Researchers at Hainan University have made an important discovery about the optimum temperature required for delaying premature ripening of mangoes. A recent study has highlighted that keeping mangoes in temperatures of 12° Celsius can keep them fresh for a period of three weeks while ensuring that their nutrient content, firmness, and antioxidants remain protected. The research suggests that cooling helps in preventing damage and delays the ripening of mangoes, and also stops the fruit from losing its moisture content quickly. The discovery has received interest in fields such as mango storage, mango freshness, mango cold storage, mango shelf life, and antioxidant protection.

Why 12°C is the best temperature for mango storage

Growers and exporters have been having issues keeping the fruit fresh during transportation. Due to the continuous ripening process even after harvesting, the fruit softens fast due to moisture loss and is vulnerable to spoilage.A team of researchers from Hainan University compared two groups of mangoes. The first one was stored in conditions of 12 degrees Celsius, while the second one was stored in an environment of 30 degrees. The experts revealed that the fruits that were kept at lower temperatures ripened much more slowly but had no changes in quality and nutritional value.In the study entitled “Low temperature mitigates mango quality deterioration by improving antioxidant ability and gene expression levels”, it was found that mangoes in conditions of 12 degrees lost only four per cent of their weight. On the other hand, those stored in conditions of 30 degrees lost over 17 per cent of their weight. Moreover, it was revealed that such storage conditions protected the cell wall and starches of the fruit.

How cooler temperatures protect mango quality

One of the most important results was obtained in connection with the fruit’s innate antioxidant system. It has been discovered that keeping mangoes at 12°C decreases oxidative stress, which happens to be one of the primary causes of fruit degradation after being harvested.Scientists have reported elevated amounts of vitamin C, phenolics, and flavonoids in mangoes stored under cool conditions, as well as prolonged effectiveness of protective enzymes. The expression of some genes, such as MiAPX1 and MiSOD1, responsible for protecting plant cells from oxidative stress, increases.According to researchers, high temperatures promote respiration processes and fruit ripening. In hot climates, mangoes tend to be transferred at temperatures ranging from 26°С to 30°С. Cooling down mangoes to 12°С reduces their metabolism, while avoiding possible chilling injury.It is especially important in the case of mangoes, since they are very vulnerable to low temperatures.
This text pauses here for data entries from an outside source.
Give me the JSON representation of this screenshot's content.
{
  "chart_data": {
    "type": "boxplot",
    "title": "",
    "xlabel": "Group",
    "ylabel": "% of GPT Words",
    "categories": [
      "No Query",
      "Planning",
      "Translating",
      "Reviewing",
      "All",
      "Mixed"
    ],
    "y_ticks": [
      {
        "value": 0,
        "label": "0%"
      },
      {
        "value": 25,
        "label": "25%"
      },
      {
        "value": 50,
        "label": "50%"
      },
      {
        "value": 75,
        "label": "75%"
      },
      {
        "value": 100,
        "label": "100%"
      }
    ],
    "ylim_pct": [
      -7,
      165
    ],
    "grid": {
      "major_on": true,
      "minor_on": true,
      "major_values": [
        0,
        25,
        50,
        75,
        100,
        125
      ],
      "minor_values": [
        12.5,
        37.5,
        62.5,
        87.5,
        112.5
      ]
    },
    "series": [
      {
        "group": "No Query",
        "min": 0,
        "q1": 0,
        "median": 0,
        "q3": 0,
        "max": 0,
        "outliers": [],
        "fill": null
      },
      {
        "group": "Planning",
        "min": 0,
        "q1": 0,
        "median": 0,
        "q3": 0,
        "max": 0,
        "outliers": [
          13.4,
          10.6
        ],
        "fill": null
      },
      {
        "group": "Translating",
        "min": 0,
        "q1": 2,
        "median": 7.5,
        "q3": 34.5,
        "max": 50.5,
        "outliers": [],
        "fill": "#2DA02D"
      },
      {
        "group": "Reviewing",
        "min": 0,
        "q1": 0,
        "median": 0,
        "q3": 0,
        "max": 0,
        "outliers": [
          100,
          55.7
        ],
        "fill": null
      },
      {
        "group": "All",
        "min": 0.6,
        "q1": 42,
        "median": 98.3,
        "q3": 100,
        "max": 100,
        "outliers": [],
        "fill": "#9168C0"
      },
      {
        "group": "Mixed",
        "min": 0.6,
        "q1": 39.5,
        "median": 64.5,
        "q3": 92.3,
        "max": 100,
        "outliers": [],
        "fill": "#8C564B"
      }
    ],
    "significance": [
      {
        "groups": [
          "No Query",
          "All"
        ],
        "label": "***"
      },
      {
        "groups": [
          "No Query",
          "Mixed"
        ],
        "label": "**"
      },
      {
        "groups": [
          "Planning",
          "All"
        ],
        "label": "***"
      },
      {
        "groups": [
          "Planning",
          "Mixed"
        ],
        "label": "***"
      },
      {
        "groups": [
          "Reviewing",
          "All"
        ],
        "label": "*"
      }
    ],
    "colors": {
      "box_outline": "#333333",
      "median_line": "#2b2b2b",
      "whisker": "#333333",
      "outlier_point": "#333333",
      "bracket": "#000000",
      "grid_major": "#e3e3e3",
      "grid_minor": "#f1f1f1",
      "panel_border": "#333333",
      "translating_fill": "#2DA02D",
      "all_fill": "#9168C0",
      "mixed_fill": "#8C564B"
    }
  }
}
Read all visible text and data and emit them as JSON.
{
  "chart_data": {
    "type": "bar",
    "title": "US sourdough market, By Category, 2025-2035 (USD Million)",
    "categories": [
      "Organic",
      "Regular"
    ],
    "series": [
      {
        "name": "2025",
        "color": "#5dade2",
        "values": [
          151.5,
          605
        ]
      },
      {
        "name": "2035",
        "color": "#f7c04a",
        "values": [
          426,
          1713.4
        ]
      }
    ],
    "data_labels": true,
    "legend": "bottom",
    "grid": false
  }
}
At temperatures below the required norm, mangoes may sustain bruises, changes in colour, and taste.

What the discovery means for Mango growers and consumers

The results might prove to have an effect on the exportation and production of mangoes around the world. The ability to ship mangoes over larger distances while retaining their freshness and minimising wastage could revolutionise the industry.According to the scientists, it can be said that keeping the temperature at a point close to 12°C when storing mangoes might be effective, as “it means that mangoes can be harvested earlier, shipped for further distances, and ripened closer to the markets while minimising spoilage.”From the consumer’s perspective, the study provides insight into how to store and consume mangoes. Although household refrigerators maintain a lower temperature than 12°C, it is recommended not to chill mangoes excessively until they are allowed to ripen properly.The rising popularity of tropical fruits globally makes the discovery potentially significant in terms of food conservation and preservation.